Pour @Le11deNimes, le problème est profond : “dans le relationnel avec les supporters, je reste persuadé que la fracture est désormais trop profonde pour être réparée. Du moins, pour une trop grande partie du public, de mon humble avis...Son discours est trop auto-centré sur les GN qui sont les seuls à apporter une contestation plus ou moins crédible (même si je suis loin de partager tout ce qui est dit). Il l'a parfaitement dit, les GN sont minoritaires et malgré qu'ils aient un poids non négligeable, il devrait arrêter de s'entêter sur eux. Rien n'empêche de remettre des abonnements accessibles, des offres et des tarifs pour les tranches de population n'ayant pas des ressources financières importantes, développer une communication au niveau, embaucher du personnel dans un club qui en manque cruellement, faire revivre une formation au niveau professionnel, rouvrir le Pesage, amorcer des réunions de dialogue avec les supporters. Ce n'est pas une pseudo supra-association qui va résoudre ces problèmes là, ce sont les faits par des politiques d'ouverture qui pourront faire revenir le public. Et quand je dis "public", je parle de 5000-6000 personnes... C'est faible par rapport à d'autres clubs mais déjà bien plus élevé que les 1000 de la saison passée.” En effet, la saison dernière le club a battu le triste record de la pire affluence de son histoire en championnat avec une affluence moyenne de 1 905 spectateurs à domicile. Malgré cette tendance, le président a annoncé que les abonnements, absents depuis la crise sanitaire, ne reviendront plus.

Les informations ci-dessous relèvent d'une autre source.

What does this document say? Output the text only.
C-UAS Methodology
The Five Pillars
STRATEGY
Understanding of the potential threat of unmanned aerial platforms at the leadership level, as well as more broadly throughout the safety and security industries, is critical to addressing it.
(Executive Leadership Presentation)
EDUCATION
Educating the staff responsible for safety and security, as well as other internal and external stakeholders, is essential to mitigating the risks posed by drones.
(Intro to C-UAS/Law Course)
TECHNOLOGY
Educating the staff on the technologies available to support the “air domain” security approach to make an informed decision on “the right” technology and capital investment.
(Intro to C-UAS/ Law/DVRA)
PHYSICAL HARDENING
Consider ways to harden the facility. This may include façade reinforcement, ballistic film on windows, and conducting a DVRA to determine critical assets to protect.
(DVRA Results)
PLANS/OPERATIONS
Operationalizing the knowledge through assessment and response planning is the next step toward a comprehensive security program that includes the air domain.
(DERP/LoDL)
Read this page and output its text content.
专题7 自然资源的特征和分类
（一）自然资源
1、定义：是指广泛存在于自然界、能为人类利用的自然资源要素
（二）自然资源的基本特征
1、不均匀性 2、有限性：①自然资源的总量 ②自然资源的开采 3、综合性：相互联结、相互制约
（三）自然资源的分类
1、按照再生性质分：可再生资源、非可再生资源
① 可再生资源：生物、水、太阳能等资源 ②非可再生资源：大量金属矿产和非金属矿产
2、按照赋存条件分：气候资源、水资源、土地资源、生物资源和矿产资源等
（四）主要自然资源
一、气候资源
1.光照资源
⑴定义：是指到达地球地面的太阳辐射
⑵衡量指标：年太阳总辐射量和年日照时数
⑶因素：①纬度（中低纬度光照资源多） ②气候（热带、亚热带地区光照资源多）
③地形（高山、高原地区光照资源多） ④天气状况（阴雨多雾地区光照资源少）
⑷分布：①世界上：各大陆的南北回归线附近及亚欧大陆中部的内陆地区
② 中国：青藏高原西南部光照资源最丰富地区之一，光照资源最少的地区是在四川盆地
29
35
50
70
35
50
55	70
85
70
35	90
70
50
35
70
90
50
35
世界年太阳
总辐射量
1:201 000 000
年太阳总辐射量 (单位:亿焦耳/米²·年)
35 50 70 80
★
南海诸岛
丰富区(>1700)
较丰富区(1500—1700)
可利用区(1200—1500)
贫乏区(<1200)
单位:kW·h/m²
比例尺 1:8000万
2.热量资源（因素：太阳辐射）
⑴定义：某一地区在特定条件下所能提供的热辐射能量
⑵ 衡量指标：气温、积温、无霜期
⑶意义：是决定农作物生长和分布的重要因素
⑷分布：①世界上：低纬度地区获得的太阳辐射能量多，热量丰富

Cette politique contraste avec l’ambition de Rani Assaf de faire revenir les gens au stade, “on aura besoin d’eux”, disait-il au mois de mai. Il pense en partie au fait que la saison prochaine, quatre équipes de Ligue 2 descendront à l’étage inférieur, et Nîmes veut éviter toute frayeur. La direction, qui souhaite avant tout s'installer durablement en Ligue 2, ne pourra peut-être pas se permettre de vivre une nouvelle saison dans un stade clairsemé. Quelle attitude adopter quand le divorce est (presque) entériné ?
Alors que la reprise, prévue le 20 juin, se profile pour Nîmes Olympique, beaucoup de questions demeurent sans réponse, au niveau sportif mais aussi en coulisses. Les dirigeants nîmois, qui ont en tête le projet du nouveau stade, doivent construire un effectif cohérent pour la saison à venir. En raison des moyens limités dont disposent le club, avec un budget qui s’élève à 12 millions, le tandem Nicolas Usaï - Rani Assaf prospecte en direction de joueurs libres ou qui évoluent au sein de divisions inférieures, tablant sur un état d’esprit exemplaire. La reconstruction de Nîmes, qui a évolué entre 2018 et 2021 dans l’élite du football français, passe par ce chemin, qui s’annonce long et rude. La reconstruction ne pourra pas se faire sans le public, dont la ferveur a été louée lors de belles soirées aux Costières avant la crise sanitaire, qui boude aujourd’hui son stade. Sans oublier une structuration évidente à mener au sein de tous les échelons du club gardois.